La fermeture des écoles lors du confinement a obligé de nombreux parents à rester enfermer avec leurs enfants, ce qui a entraîné une hausse de 56 % des appels au 119, de 60 % des signalements urgents et de 46 % des interventions policières.
Le gouvernement et les associations de défense des droits de l’enfant ont essayé de prendre des mesures pour prévenir ces violences :
- le 08 019 019 11, créé par le gouvernement pour écouter les hommes qui craignent de devenir violents pendant le confinement.

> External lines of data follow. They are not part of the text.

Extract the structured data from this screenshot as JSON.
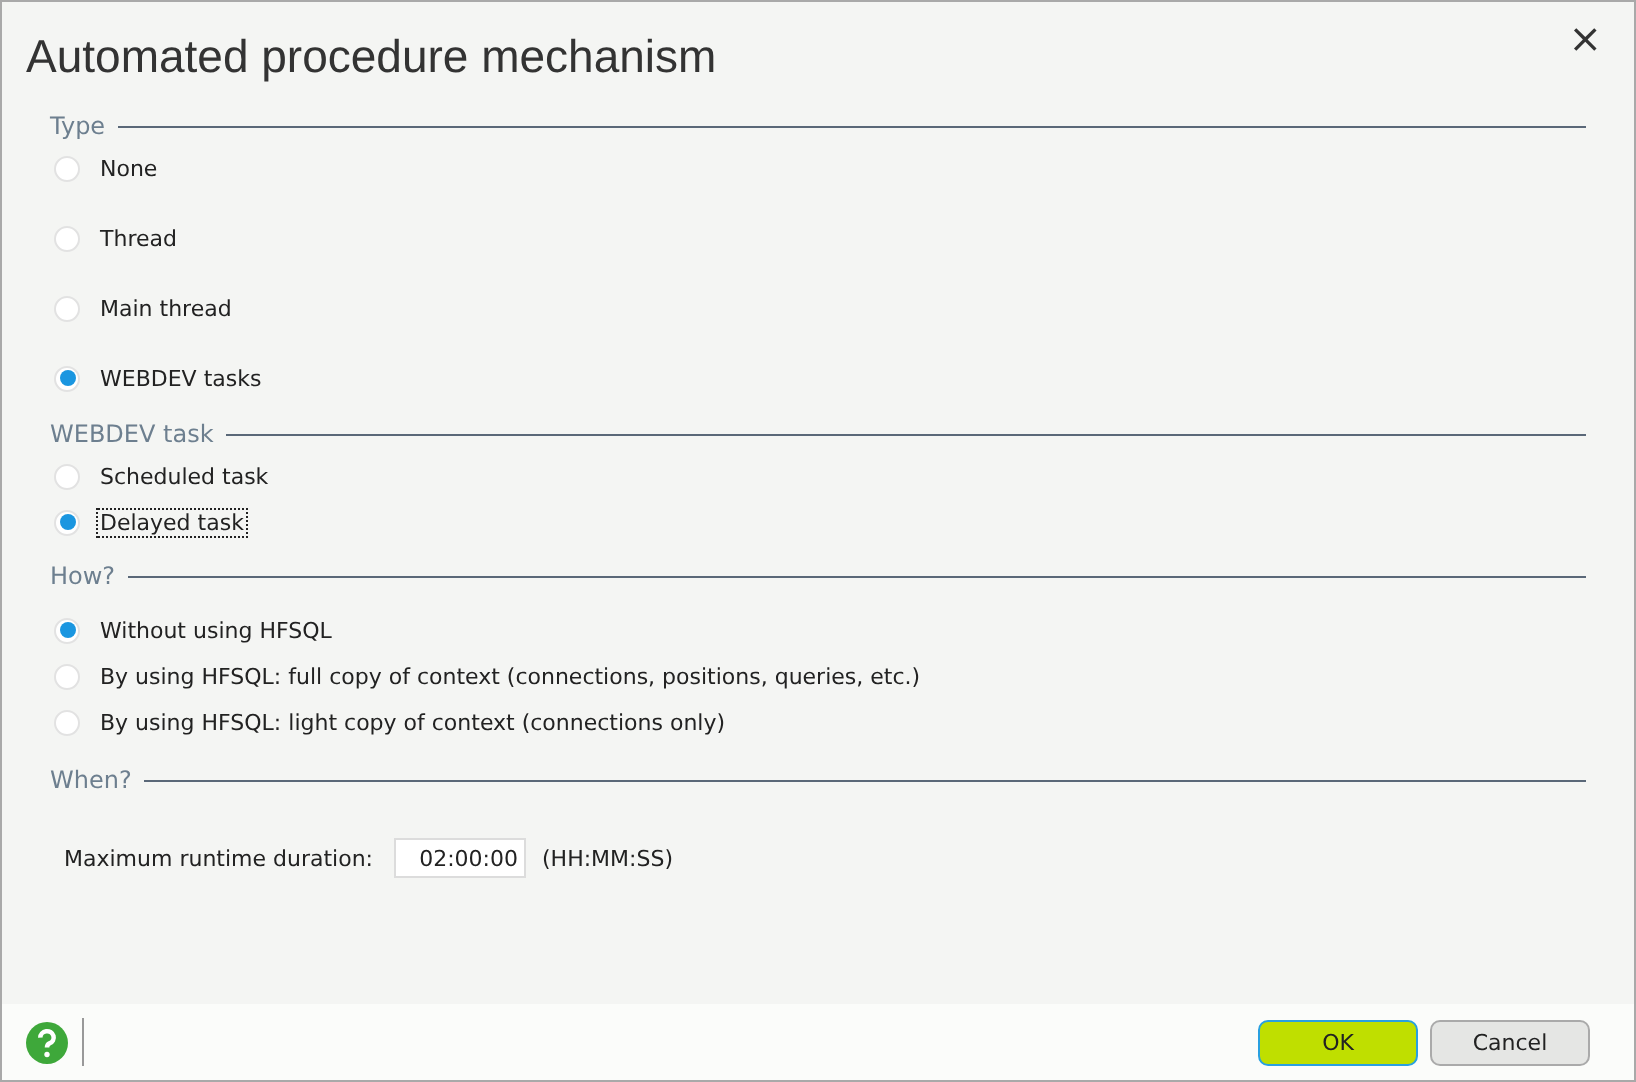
{
  "window": {
    "title": "Automated procedure mechanism",
    "close": "×"
  },
  "sections": [
    {
      "kind": "radios",
      "title": "Type",
      "options": [
        {
          "label": "None",
          "selected": false,
          "focused": false
        },
        {
          "label": "Thread",
          "selected": false,
          "focused": false
        },
        {
          "label": "Main thread",
          "selected": false,
          "focused": false
        },
        {
          "label": "WEBDEV tasks",
          "selected": true,
          "focused": false
        }
      ]
    },
    {
      "kind": "radios",
      "title": "WEBDEV task",
      "options": [
        {
          "label": "Scheduled task",
          "selected": false,
          "focused": false
        },
        {
          "label": "Delayed task",
          "selected": true,
          "focused": true
        }
      ]
    },
    {
      "kind": "radios",
      "title": "How?",
      "options": [
        {
          "label": "Without using HFSQL",
          "selected": true,
          "focused": false
        },
        {
          "label": "By using HFSQL: full copy of context (connections, positions, queries, etc.)",
          "selected": false,
          "focused": false
        },
        {
          "label": "By using HFSQL: light copy of context (connections only)",
          "selected": false,
          "focused": false
        }
      ]
    },
    {
      "kind": "duration",
      "title": "When?",
      "label": "Maximum runtime duration:",
      "value": "02:00:00",
      "format": "(HH:MM:SS)"
    }
  ],
  "buttons": [
    {
      "label": "OK",
      "primary": true
    },
    {
      "label": "Cancel",
      "primary": false
    }
  ]
}
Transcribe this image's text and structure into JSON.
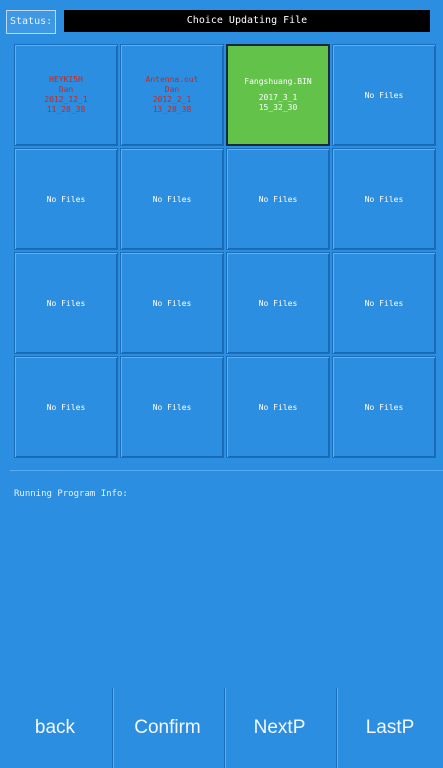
{
  "status": {
    "label": "Status:",
    "title": "Choice Updating File"
  },
  "files": [
    {
      "lines": [
        "HEYKI5H",
        "Dan",
        "2012_12_1",
        "11_28_38"
      ],
      "selected": false,
      "has_file": true
    },
    {
      "lines": [
        "Antenna.out",
        "Dan",
        "2012_2_1",
        "13_28_38"
      ],
      "selected": false,
      "has_file": true
    },
    {
      "lines": [
        "Fangshuang.BIN",
        "2017_3_1",
        "15_32_30"
      ],
      "selected": true,
      "has_file": true
    },
    {
      "lines": [
        "No Files"
      ],
      "selected": false,
      "has_file": false
    },
    {
      "lines": [
        "No Files"
      ],
      "selected": false,
      "has_file": false
    },
    {
      "lines": [
        "No Files"
      ],
      "selected": false,
      "has_file": false
    },
    {
      "lines": [
        "No Files"
      ],
      "selected": false,
      "has_file": false
    },
    {
      "lines": [
        "No Files"
      ],
      "selected": false,
      "has_file": false
    },
    {
      "lines": [
        "No Files"
      ],
      "selected": false,
      "has_file": false
    },
    {
      "lines": [
        "No Files"
      ],
      "selected": false,
      "has_file": false
    },
    {
      "lines": [
        "No Files"
      ],
      "selected": false,
      "has_file": false
    },
    {
      "lines": [
        "No Files"
      ],
      "selected": false,
      "has_file": false
    },
    {
      "lines": [
        "No Files"
      ],
      "selected": false,
      "has_file": false
    },
    {
      "lines": [
        "No Files"
      ],
      "selected": false,
      "has_file": false
    },
    {
      "lines": [
        "No Files"
      ],
      "selected": false,
      "has_file": false
    },
    {
      "lines": [
        "No Files"
      ],
      "selected": false,
      "has_file": false
    }
  ],
  "info": {
    "label": "Running Program Info:"
  },
  "buttons": {
    "back": "back",
    "confirm": "Confirm",
    "next": "NextP",
    "last": "LastP"
  }
}
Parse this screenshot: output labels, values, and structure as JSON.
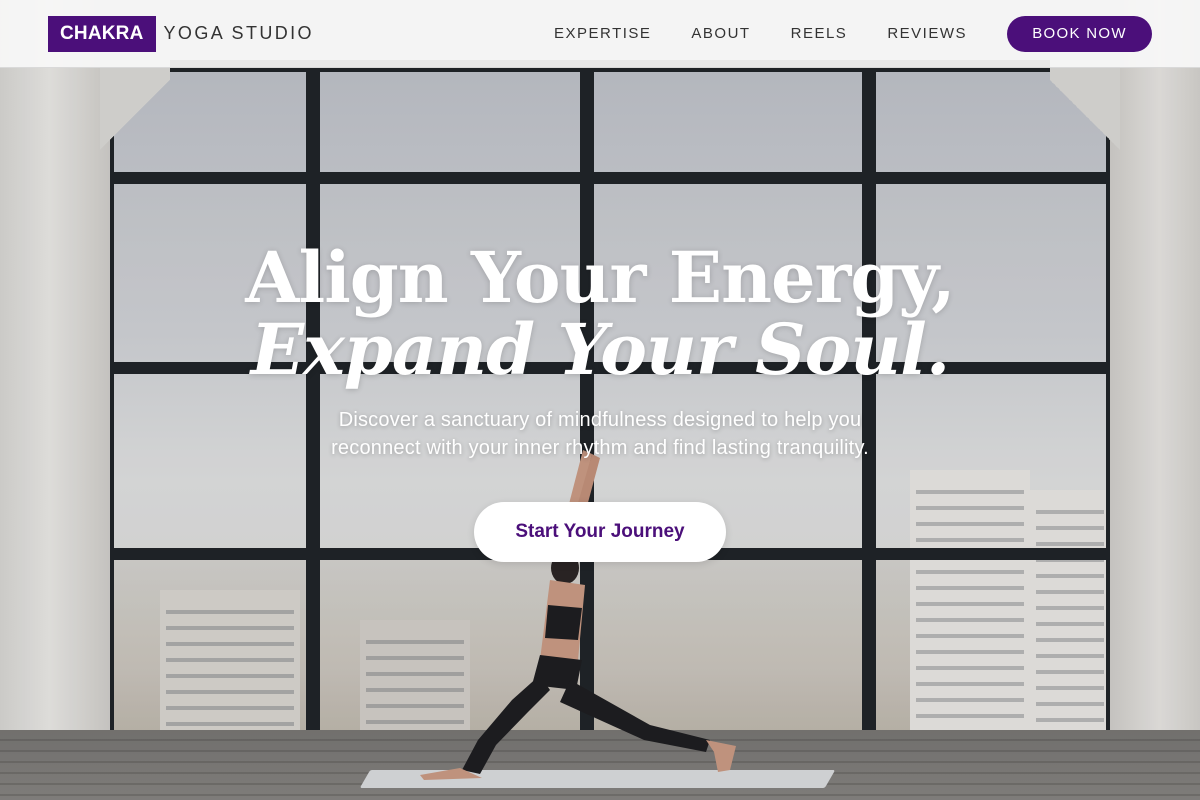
{
  "brand": {
    "logo_box": "CHAKRA",
    "logo_text": "YOGA STUDIO",
    "accent_color": "#4b0f7a"
  },
  "nav": {
    "links": [
      "EXPERTISE",
      "ABOUT",
      "REELS",
      "REVIEWS"
    ],
    "book_label": "BOOK NOW"
  },
  "hero": {
    "headline_line1": "Align Your Energy,",
    "headline_line2": "Expand Your Soul.",
    "subtitle_line1": "Discover a sanctuary of mindfulness designed to help you",
    "subtitle_line2": "reconnect with your inner rhythm and find lasting tranquility.",
    "cta_label": "Start Your Journey",
    "background_image": "yoga-studio-photo"
  }
}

Une bonne initiative qui a reçu environ 500 appels mais qui reste faible comparés aux 97 542 appels reçus par le 119 durant la même période et surtout qui part du principe que seuls les hommes sont violents envers les enfants alors que la mère l’est tout autant, voire même plus.
- le 15, « pleinement mobilisé » et cependant presque impossible à joindre en période de coronavirus
- le 119, numéro d’urgence pour l’enfance en danger, et les associations venues en renfort, joignables par internet et par téléphone qui ont permis un soutien psychologique pour de nombreux enfants
- le dispositif « alerte pharmacie », calqué sur le même modèle que pour les femmes. Cependant combien d’enfants peuvent trouver un prétexte pour se rendre à la pharmacie ?
- une campagne de sensibilisation, encourageant les voisins confinés à être plus vigilants
De bonnes intentions mais des solutions qui méritent d’être encore travaillées.